KABUL: US envoy James Dobbins arrived in Afghanistan yesterday for talks with President Hamid Karzai, as the US worked to put peace efforts back on track after a dispute over the rebels’ new office in Qatar.
The opening of the office last Tuesday was a first step towards a peace deal as the US-led Nato combat mission winds down 12 years after the Taliban were ousted after the 9/11 attacks.
Dobbins, the special representative for Afghanistan and Pakistan, landed in Kabul a day after the Afghan government said a written agreement with the US about how the Qatar office should operate had been broken.
The US embassy said that Dobbins and Karzai would discuss “the reconciliation process which President (Barack) Obama and President Karzai agreed is the surest way to a lasting peace”.

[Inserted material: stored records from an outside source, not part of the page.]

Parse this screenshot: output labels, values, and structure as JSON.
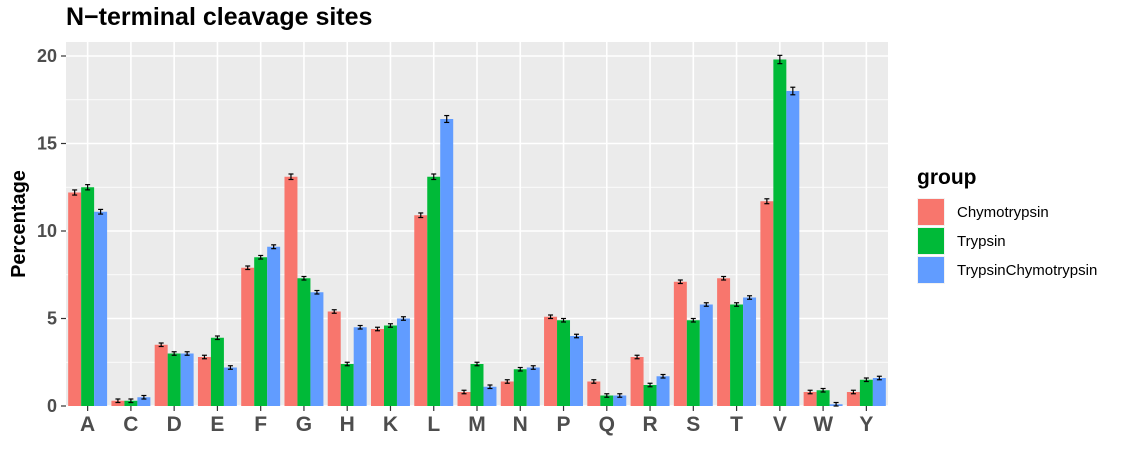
{
  "chart_data": {
    "type": "bar",
    "title": "N−terminal cleavage sites",
    "xlabel": "",
    "ylabel": "Percentage",
    "ylim": [
      0,
      20.8
    ],
    "yticks": [
      0,
      5,
      10,
      15,
      20
    ],
    "grid": true,
    "legend_title": "group",
    "legend_position": "right",
    "categories": [
      "A",
      "C",
      "D",
      "E",
      "F",
      "G",
      "H",
      "K",
      "L",
      "M",
      "N",
      "P",
      "Q",
      "R",
      "S",
      "T",
      "V",
      "W",
      "Y"
    ],
    "series": [
      {
        "name": "Chymotrypsin",
        "color": "#F8766D",
        "values": [
          12.2,
          0.3,
          3.5,
          2.8,
          7.9,
          13.1,
          5.4,
          4.4,
          10.9,
          0.8,
          1.4,
          5.1,
          1.4,
          2.8,
          7.1,
          7.3,
          11.7,
          0.8,
          0.8
        ]
      },
      {
        "name": "Trypsin",
        "color": "#00BA38",
        "values": [
          12.5,
          0.3,
          3.0,
          3.9,
          8.5,
          7.3,
          2.4,
          4.6,
          13.1,
          2.4,
          2.1,
          4.9,
          0.6,
          1.2,
          4.9,
          5.8,
          19.8,
          0.9,
          1.5
        ]
      },
      {
        "name": "TrypsinChymotrypsin",
        "color": "#619CFF",
        "values": [
          11.1,
          0.5,
          3.0,
          2.2,
          9.1,
          6.5,
          4.5,
          5.0,
          16.4,
          1.1,
          2.2,
          4.0,
          0.6,
          1.7,
          5.8,
          6.2,
          18.0,
          0.1,
          1.6
        ]
      }
    ]
  }
}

Kabul, which said it was committed to the peace process, insisted the Qatar office must only be used for direct negotiations between the Taliban and the Afghan government.
“After these meetings (with Dobbins), our information will be complete and we can decide whether to send our delegation to Qatar,” Ismael Qasimyar, a senior member of the Afghan peace negotiators, said.

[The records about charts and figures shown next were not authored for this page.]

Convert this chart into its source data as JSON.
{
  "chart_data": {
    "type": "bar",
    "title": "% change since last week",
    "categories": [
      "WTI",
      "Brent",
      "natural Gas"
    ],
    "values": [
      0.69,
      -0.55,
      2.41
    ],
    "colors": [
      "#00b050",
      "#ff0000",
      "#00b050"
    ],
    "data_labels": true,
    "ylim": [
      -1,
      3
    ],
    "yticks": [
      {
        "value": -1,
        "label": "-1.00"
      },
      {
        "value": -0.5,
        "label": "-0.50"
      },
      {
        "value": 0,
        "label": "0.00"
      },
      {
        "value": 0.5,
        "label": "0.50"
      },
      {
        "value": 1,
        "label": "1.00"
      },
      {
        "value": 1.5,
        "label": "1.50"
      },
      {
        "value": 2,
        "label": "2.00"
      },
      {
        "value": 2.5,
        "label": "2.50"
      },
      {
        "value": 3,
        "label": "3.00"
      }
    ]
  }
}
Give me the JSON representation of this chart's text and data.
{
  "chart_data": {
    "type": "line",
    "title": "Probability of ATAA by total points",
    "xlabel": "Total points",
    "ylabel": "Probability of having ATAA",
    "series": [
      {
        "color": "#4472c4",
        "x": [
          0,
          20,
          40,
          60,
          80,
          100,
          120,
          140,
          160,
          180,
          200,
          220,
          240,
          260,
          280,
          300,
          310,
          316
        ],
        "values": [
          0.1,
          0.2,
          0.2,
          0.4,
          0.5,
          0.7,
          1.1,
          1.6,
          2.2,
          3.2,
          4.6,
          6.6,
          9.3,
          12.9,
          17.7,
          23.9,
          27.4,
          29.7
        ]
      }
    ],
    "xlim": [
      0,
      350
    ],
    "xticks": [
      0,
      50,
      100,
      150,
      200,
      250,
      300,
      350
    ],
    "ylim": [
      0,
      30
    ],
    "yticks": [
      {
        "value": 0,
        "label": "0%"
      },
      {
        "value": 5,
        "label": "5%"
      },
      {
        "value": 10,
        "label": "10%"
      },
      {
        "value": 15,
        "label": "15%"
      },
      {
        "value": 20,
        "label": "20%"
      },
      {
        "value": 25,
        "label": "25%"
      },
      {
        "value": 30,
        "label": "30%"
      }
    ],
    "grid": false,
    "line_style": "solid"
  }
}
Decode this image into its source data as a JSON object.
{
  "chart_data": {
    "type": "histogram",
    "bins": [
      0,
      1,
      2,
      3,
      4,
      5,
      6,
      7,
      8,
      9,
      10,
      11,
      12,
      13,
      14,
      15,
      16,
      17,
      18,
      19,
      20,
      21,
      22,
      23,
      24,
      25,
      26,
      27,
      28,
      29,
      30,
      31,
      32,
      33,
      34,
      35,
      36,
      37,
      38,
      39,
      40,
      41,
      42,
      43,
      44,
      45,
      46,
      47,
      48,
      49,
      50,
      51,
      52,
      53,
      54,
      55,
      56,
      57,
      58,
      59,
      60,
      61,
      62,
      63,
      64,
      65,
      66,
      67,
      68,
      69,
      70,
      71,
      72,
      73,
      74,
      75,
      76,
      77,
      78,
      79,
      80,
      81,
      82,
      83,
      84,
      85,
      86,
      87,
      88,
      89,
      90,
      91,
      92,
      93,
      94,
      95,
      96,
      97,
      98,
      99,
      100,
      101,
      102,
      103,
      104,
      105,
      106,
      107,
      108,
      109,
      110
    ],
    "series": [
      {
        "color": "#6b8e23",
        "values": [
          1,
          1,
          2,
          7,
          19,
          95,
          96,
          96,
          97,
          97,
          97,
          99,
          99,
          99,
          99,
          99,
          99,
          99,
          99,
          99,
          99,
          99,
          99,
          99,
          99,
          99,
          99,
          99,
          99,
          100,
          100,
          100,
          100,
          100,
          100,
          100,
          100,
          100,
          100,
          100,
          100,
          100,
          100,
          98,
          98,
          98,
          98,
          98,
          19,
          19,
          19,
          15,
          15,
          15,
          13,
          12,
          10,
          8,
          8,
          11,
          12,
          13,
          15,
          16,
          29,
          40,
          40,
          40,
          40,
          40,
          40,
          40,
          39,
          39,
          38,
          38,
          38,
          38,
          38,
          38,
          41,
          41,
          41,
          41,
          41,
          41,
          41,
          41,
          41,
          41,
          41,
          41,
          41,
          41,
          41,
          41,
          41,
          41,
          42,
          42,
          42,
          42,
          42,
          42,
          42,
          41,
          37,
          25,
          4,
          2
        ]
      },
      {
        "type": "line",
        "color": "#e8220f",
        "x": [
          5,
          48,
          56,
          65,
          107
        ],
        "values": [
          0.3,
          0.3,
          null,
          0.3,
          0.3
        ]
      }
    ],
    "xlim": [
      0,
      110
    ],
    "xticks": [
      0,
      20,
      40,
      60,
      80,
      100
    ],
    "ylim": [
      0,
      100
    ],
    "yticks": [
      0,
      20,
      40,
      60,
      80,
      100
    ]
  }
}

Dobbins, a veteran diplomat who re-opened the US embassy after the 2001 fall of the Taliban, is also likely to try to revive talks on an agreement that would allow the US to maintain soldiers in Afghanistan after 2014.
Karzai, who has so far refused to send representatives to Qatar, broke off talks on the Bilateral Security Agreement in reaction to the Taliban office.

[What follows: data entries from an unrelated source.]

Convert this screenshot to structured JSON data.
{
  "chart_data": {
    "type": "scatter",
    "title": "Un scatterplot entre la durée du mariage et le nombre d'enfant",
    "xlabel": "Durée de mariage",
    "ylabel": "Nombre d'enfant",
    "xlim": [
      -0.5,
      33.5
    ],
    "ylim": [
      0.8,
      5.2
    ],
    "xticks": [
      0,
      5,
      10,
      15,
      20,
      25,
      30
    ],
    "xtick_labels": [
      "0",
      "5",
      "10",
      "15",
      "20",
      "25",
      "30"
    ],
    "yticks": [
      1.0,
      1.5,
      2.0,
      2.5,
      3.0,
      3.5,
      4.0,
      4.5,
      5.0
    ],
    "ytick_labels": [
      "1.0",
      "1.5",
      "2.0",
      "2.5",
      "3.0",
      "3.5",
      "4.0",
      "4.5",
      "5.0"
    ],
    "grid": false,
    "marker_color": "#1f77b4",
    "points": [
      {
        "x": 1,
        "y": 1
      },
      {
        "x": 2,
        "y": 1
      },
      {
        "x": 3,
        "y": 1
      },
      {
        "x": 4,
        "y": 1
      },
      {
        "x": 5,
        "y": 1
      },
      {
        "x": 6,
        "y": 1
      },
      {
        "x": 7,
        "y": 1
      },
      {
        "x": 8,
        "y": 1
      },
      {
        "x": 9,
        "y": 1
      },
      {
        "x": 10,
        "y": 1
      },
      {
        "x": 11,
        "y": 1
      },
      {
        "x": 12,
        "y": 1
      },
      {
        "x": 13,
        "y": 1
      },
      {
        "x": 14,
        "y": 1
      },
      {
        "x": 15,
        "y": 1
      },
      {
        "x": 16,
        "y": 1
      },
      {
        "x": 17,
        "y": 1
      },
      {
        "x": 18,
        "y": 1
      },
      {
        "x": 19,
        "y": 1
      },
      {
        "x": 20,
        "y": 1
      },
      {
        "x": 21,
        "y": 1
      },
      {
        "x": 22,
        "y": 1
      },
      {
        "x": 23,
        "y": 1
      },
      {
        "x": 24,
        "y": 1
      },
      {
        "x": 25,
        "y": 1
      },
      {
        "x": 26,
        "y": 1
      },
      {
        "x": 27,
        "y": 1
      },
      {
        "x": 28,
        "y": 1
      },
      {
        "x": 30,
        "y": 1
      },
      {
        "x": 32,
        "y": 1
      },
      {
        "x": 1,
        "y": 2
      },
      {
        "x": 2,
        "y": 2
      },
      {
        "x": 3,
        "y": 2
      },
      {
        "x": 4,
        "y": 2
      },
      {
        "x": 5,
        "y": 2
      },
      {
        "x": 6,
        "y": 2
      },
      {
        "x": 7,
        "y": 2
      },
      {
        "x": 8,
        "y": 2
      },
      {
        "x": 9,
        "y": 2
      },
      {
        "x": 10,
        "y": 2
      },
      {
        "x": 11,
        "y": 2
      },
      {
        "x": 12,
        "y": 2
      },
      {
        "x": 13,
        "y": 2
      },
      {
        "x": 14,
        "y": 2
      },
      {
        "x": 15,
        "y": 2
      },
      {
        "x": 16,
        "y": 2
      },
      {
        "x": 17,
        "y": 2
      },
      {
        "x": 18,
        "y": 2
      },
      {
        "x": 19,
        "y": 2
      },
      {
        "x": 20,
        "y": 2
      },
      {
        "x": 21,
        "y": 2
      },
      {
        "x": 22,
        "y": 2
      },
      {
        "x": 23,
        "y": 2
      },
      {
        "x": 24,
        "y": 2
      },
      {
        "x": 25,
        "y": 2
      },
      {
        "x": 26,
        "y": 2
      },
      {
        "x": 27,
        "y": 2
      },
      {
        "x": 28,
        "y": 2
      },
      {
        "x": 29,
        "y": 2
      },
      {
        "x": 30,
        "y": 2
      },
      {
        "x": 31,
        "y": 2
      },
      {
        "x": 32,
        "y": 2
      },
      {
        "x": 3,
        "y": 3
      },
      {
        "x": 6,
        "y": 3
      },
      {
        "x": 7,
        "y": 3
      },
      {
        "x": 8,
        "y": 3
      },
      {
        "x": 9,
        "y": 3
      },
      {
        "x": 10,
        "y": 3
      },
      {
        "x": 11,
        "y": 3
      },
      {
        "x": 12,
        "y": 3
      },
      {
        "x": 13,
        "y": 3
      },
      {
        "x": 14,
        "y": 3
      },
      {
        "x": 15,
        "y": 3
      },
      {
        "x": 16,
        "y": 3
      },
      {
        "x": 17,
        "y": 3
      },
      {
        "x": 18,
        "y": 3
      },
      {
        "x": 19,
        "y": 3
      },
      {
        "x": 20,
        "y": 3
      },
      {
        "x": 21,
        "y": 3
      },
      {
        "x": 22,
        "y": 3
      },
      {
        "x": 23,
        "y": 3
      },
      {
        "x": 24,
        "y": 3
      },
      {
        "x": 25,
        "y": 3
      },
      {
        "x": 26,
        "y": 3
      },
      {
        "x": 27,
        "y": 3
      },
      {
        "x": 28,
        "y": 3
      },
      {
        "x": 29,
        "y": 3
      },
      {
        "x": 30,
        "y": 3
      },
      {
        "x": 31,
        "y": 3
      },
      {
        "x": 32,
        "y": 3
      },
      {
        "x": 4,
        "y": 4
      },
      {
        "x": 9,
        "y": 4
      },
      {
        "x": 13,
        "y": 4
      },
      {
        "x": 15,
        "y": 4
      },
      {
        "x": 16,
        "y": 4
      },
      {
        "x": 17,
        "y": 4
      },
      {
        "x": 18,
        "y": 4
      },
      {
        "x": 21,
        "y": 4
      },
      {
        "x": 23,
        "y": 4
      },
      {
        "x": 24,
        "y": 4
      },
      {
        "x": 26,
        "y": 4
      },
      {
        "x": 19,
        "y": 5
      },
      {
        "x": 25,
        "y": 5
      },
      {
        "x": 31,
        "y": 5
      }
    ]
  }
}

On Saturday, Kerry attempted to placate Afghanistan by warning that the US could call on the Taliban to close the office if they failed to live up to their side of peace efforts.
About 100,000 foreign combat troops, 68,000 of them American, are due to withdraw by the end of 2014, and Nato formally transferred responsibility for nationwide security to Afghan forces last week.
French Defence Minister Jean-Yves Le Drian was also in Kabul to meet Karzai. About 850 French soldiers are still deployed in the city, mainly at the airport and hospital.